Chester Lee Miller was 18 in September when he knocked on the door of Janice Goodman's home in Milton begging for a place to sleep.
He was, again, 18 years old.
He weighed 63 pounds.
He was 5 feet 3 inches tall.
He had been systematically starved by his mother and her boyfriend who, tired of caring for the young man who suffered from attention deficit disorder, placed him on a bus after giving him sandwiches on which - depending on which of their stories you believe - they had or hadn't poured an overdose of his medication.
They told him to go find his father, whom they hadn't notified before sending Miller away from their, and allegedly his, home in Hazleton, Pa.
He had lived with his father until a year earlier but had been sent to live with his mother and her boyfriend, Paul Hoffman.
Before he was put on the bus by his mother and stepfather, according to police, he was beaten, confined to his room and wasn't allowed to eat anything except table scraps.
He was hospitalized.
He gained weight until he weighed 100 pounds a few days later, although a pathologist thought he might have gained the weight because his kidneys were not functioning properly, and he couldn't excrete urine.
His stomach ruptured, causing an infection to spread through his body. He died three days after asking a stranger, "Are you my new mommy?"
His mother, Lyda Miller, pleaded guilty to involuntary manslaughter in the case, promising to testify against her former boyfriend, charged with third-degree murder and who she said beat and intimidated her as well as beat and starved her son. He is still awaiting trial.
There is some doubt about whether her boyfriend, Paul Hoffman, actually tried to poison Chester Miller with an overdose of the medication he was supposed to be taking for his attention deficit disorder, or whether he just lied about it, as he now says.
Either way, this woman sent her son off on a bus trip from Pennsylvania to Florida with what she thought were poisoned sandwiches but decided he was okay after he called from Washington and said he had been throwing up and felt better.
His mother spent 10 months behind bars and then, after entering her guilty plea to involuntary manslaughter and promising to testify against her boyfriend, was released last week.
You still with me?
Here's the thing.
We all know that there is no such thing as a bad person.
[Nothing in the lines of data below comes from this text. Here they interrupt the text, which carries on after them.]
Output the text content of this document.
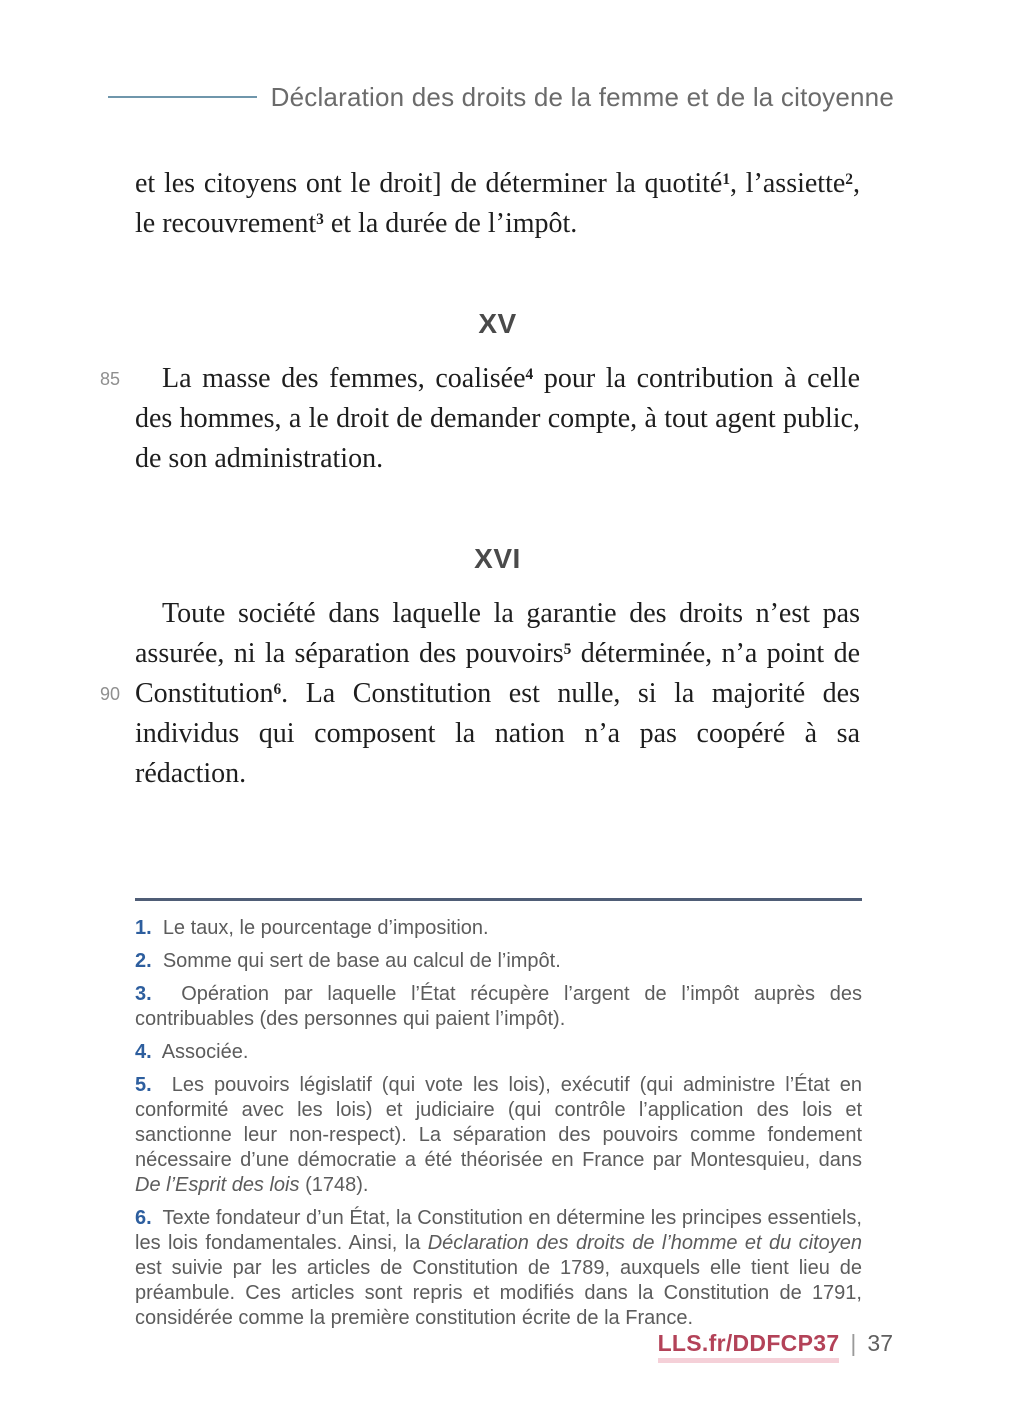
Déclaration des droits de la femme et de la citoyenne

et les citoyens ont le droit] de déterminer la quotité$^1$, l’assiette$^2$, le recouvrement$^3$ et la durée de l’impôt.

XV

85 La masse des femmes, coalisée$^4$ pour la contribution à celle des hommes, a le droit de demander compte, à tout agent public, de son administration.

XVI

90
Toute société dans laquelle la garantie des droits n’est pas assurée, ni la séparation des pouvoirs$^5$ déterminée, n’a point de Constitution$^6$. La Constitution est nulle, si la majorité des individus qui composent la nation n’a pas coopéré à sa rédaction.

1. Le taux, le pourcentage d’imposition.

2. Somme qui sert de base au calcul de l’impôt.

3. Opération par laquelle l’État récupère l’argent de l’impôt auprès des contribuables (des personnes qui paient l’impôt).

4. Associée.

5. Les pouvoirs législatif (qui vote les lois), exécutif (qui administre l’État en conformité avec les lois) et judiciaire (qui contrôle l’application des lois et sanctionne leur non-respect). La séparation des pouvoirs comme fondement nécessaire d’une démocratie a été théorisée en France par Montesquieu, dans De l’Esprit des lois (1748).

6. Texte fondateur d’un État, la Constitution en détermine les principes essentiels, les lois fondamentales. Ainsi, la Déclaration des droits de l’homme et du citoyen est suivie par les articles de Constitution de 1789, auxquels elle tient lieu de préambule. Ces articles sont repris et modifiés dans la Constitution de 1791, considérée comme la première constitution écrite de la France.

LLS.fr/DDFCP37 | 37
Just misunderstood ones, right?
Everyone charged with a crime, especially if the criminal has just died, is described glowingly by family and friends as being at some milestone on the road to rehabilitation and righteousness.
He or she has always just started getting his or her life together or just turned his or her life around.
Mrs. Miller, 40, will have to wear an electronic monitor while she serves the rest of her one- to two-year sentence on house arrest for putting her dying son on a bus with what she thought were poisoned sandwiches, but she can petition for parole in about three months.
Then she can petition for custody of her other two children, who have been in foster care since her arrest and who were 12 and 13 when she was arrested.
"She's trying to get her life back together and trying to get her family back together," her lawyer said.